The pastors at the church during the time of the reported abuse, Rev. Stephen P. Lynch and Rev. Frank Shannon, were named as co-defendants in the case.

According to the Times, Justice Loren Baily-Schiffman of Kings County Supreme Court wrote in her 2017 order that the “record is clear that Lynch and Shannon had knowledge that for years Serrano often had several boys, including plaintiff, sleep over at his apartment.”

“In fact, both Lynch and Shannon testified that they visited Serrano on numerous occasions when young boys were present,” the judge wrote.

Lynch testified in a deposition that he saw Serrano kiss an eight- or nine-year-old boy on the mouth and inappropriately embrace him.

Beatrice Ponnelle, a church secretary who shared an office with Serrano, also testified that young boys would come into the office and do their homework while sitting on Serrano’s lap. Additionally, though a church rule prohibited children from being alone in an office with a staff member, Serrano was often the only adult left in the office with the young boys, she said.

The Dorothy Bennett Mercy Center, the afterschool program located next to the church, has agreed to pay about one-third of the multi-million dollar settlement. According to the Times report, each of the four victims will receive $6,875,000.

Earlier in September, ABC News reported that New York attorney general Barbara Dale Underwood subpoenaed all Roman Catholic dioceses in the state as part of an investigation into alleged sexual abuse by clergy and cover-ups of the alleged abuse by church leaders:

In New Jersey, a special hotline was launched last week as the state’s attorney general, Gurbir Grewal, formed a new task force to investigate allegations of sexual abuse by Catholic clergy and attempts to cover up the alleged abuse:

The state investigations are put in motion in the wake of the release of a Pennsylvania grand jury report alleging more than 1,000 victims of sexual abuse – most of them boys – by Roman Catholic clergy in that state during a 70-year period.

The Pennsylvania report was followed by the release of a letter, written by Archbishop Carlo Viganò, the Vatican’s former ambassador to the United States, who linked the sexual abuse scandal, as well as ensuing cover-ups by some bishops, to an extensive “homosexual network” within the church.
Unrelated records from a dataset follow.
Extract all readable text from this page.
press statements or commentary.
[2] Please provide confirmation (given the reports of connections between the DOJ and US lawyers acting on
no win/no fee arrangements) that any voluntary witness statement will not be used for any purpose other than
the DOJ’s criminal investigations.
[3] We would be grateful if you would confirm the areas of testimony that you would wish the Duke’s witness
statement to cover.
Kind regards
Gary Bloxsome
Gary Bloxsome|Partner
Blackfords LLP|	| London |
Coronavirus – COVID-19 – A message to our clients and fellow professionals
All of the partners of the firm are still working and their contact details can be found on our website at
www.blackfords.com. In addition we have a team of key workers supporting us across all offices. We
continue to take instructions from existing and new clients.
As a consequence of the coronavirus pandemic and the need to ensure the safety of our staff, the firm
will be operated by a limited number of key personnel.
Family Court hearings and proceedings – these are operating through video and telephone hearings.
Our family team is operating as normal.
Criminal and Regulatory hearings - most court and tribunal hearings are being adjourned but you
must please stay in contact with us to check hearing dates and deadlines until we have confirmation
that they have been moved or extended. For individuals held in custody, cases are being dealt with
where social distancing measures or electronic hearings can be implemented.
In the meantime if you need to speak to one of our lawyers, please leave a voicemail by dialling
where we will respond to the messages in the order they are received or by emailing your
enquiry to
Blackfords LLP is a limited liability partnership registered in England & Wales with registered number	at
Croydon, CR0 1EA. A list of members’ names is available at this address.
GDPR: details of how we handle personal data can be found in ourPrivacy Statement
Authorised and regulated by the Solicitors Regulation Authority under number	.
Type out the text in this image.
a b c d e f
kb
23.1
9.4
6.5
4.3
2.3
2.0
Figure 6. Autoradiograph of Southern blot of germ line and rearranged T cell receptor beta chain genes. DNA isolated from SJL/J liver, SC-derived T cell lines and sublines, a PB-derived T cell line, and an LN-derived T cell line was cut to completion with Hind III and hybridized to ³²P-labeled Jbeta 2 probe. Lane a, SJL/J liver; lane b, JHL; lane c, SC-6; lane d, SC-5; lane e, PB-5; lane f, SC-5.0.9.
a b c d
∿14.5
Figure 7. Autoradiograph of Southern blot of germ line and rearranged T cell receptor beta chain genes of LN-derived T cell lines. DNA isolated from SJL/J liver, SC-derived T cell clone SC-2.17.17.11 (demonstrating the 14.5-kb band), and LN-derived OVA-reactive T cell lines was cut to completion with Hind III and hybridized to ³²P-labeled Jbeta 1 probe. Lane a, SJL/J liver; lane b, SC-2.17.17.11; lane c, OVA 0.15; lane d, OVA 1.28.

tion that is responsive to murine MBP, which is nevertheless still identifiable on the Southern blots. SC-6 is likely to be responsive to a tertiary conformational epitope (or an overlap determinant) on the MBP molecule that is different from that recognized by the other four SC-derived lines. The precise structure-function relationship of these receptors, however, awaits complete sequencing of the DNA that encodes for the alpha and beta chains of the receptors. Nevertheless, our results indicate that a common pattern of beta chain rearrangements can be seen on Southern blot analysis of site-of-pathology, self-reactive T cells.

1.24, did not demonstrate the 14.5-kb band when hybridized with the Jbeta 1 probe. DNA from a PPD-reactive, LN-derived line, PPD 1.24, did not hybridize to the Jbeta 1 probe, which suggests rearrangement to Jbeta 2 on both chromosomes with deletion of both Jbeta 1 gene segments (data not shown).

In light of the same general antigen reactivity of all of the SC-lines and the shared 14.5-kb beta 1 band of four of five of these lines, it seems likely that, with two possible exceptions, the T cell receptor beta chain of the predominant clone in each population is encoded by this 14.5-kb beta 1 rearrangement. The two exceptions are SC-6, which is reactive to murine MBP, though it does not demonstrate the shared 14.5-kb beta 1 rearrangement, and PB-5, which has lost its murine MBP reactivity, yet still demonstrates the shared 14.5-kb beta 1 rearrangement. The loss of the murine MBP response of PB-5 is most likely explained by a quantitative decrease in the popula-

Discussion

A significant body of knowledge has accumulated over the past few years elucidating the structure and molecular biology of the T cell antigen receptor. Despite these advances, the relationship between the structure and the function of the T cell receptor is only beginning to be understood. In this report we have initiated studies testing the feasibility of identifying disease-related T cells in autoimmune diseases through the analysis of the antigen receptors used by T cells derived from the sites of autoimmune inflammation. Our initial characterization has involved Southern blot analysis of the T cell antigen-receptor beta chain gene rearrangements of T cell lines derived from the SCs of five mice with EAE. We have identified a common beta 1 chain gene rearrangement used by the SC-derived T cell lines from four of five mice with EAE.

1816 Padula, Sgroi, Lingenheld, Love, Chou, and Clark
In his letter, Viganò charged that, as the papal nuncio to the United States, he personally informed Pope Francis of disgraced Archbishop Theodore McCarrick’s longstanding sexual abuse of priests, seminarians, and minors on June 23, 2013 – three months after the College of Cardinals had elected Francis as pope. The pontiff, nevertheless, “continued to cover for [McCarrick],” Viganò said.

The former nuncio wrote that, despite being aware of McCarrick’s abusive history, Pope Francis “did not take into account the sanctions that Pope Benedict had imposed on [McCarrick] and made him his trusted counselor.”
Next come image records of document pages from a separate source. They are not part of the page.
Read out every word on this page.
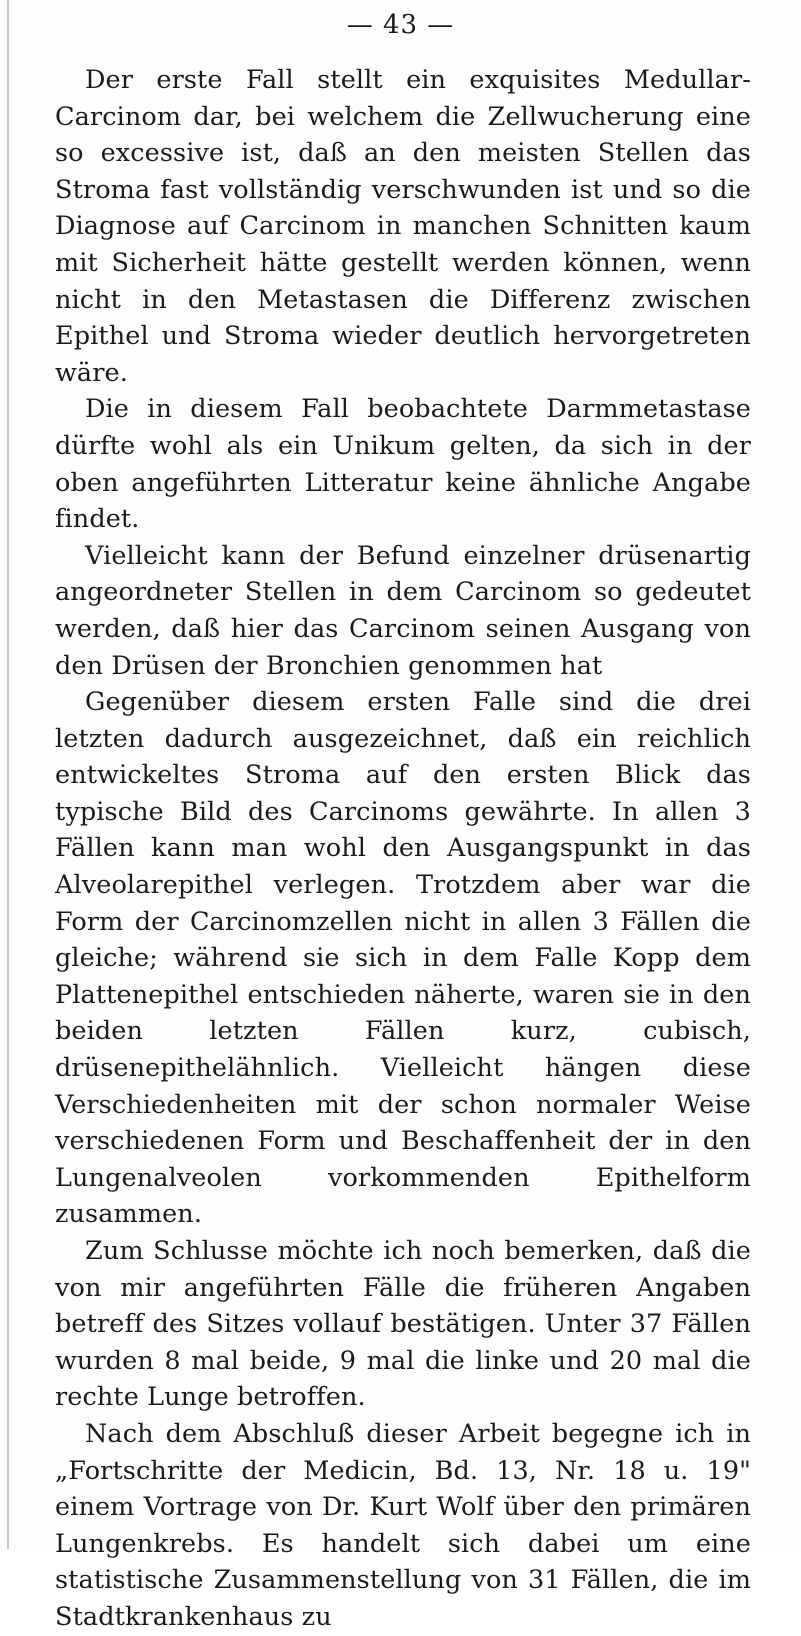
— 43 —

Der erste Fall stellt ein exquisites Medullar-Carcinom dar, bei welchem die Zellwucherung eine so excessive ist, daß an den meisten Stellen das Stroma fast vollständig verschwunden ist und so die Diagnose auf Carcinom in manchen Schnitten kaum mit Sicherheit hätte gestellt werden können, wenn nicht in den Metastasen die Differenz zwischen Epithel und Stroma wieder deutlich hervorgetreten wäre.

Die in diesem Fall beobachtete Darmmetastase dürfte wohl als ein Unikum gelten, da sich in der oben angeführten Litteratur keine ähnliche Angabe findet.

Vielleicht kann der Befund einzelner drüsenartig angeordneter Stellen in dem Carcinom so gedeutet werden, daß hier das Carcinom seinen Ausgang von den Drüsen der Bronchien genommen hat

Gegenüber diesem ersten Falle sind die drei letzten dadurch ausgezeichnet, daß ein reichlich entwickeltes Stroma auf den ersten Blick das typische Bild des Carcinoms gewährte. In allen 3 Fällen kann man wohl den Ausgangspunkt in das Alveolarepithel verlegen. Trotzdem aber war die Form der Carcinomzellen nicht in allen 3 Fällen die gleiche; während sie sich in dem Falle Kopp dem Plattenepithel entschieden näherte, waren sie in den beiden letzten Fällen kurz, cubisch, drüsenepithelähnlich. Vielleicht hängen diese Verschiedenheiten mit der schon normaler Weise verschiedenen Form und Beschaffenheit der in den Lungenalveolen vorkommenden Epithelform zusammen.

Zum Schlusse möchte ich noch bemerken, daß die von mir angeführten Fälle die früheren Angaben betreff des Sitzes vollauf bestätigen. Unter 37 Fällen wurden 8 mal beide, 9 mal die linke und 20 mal die rechte Lunge betroffen.

Nach dem Abschluß dieser Arbeit begegne ich in „Fortschritte der Medicin, Bd. 13, Nr. 18 u. 19" einem Vortrage von Dr. Kurt Wolf über den primären Lungenkrebs. Es handelt sich dabei um eine statistische Zusammenstellung von 31 Fällen, die im Stadtkrankenhaus zu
Viganò also attributed a number of important papal appointments in the United States, including those of Cardinals Blase Cupich in Chicago and Tobin in Newark, to McCarrick’s influence over Pope Francis.

In his letter, Viganò has called upon Pope Francis to resign his office. The pope, however, has doubled down on his claim that both the accusations and the calls for accountability are the work of Satan.

“Among us is the great accuser, who always goes to accuse us before God, in order to destroy us,” the pope said. “Satan: He is the great accuser.”